Die Schufa argumentierte, mit der freiwilligen Daten-Speicherung könne der Verbraucher weitere zukünftige Kontozugriffe durch Dritte vermeiden und seine Daten dennoch für ihn vorteilhaft in eine Schufa-Bonitätsbewertung einfließen lassen. Die Kontoanalyse finde nur einmal bei der Schufa statt. Die gespeicherten Kontodaten beschränken sich nach Auskunft des Unternehmens ausschließlich auf relevanten Daten zur Bonitätsbewertung und Betrugsbekämpfung.
Justizministerium hat Fragen
Ein Sprecher des Bundesjustizministeriums sagte, dieses neue Geschäftsmodell werfe rechtliche Fragen auf. Daher werde sich das Ministerium, das davon erst jetzt erfahren habe, dies "genau anschauen". Schließlich gehe es hier um "besonders sensible Daten" und die Verbraucher müssten stets in der Lage sein zu verstehen, wofür sie jeweils ihre Einwilligung erteilen.
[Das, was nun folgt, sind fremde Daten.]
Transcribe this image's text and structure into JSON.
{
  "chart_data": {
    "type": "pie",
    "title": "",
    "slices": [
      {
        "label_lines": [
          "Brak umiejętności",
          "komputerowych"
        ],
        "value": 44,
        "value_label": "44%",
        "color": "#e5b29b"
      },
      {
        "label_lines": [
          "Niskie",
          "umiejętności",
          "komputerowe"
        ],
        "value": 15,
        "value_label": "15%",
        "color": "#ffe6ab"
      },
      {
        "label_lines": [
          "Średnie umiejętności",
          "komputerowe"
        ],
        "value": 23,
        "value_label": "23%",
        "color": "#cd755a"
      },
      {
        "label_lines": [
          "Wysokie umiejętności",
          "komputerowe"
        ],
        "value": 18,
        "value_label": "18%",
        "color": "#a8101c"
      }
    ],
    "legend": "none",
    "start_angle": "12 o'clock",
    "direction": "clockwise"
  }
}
Seit Einführung der Zweiten EU-Zahlungsdiensterichtlinie (PSD2) ist es möglich, dass sogenannte Kontoinformationsdienste Einblick auf Konten bekommen können. Voraussetzung ist, dass der Kunde dem zustimmt. Die Schufa hatte Ende Dezember 2018 den Münchner Kontoinformationsdienst finAPI GmbH gekauft.
Update: Telefonica/o2 hat den Test noch am Freitag Abend für beendet erklärt.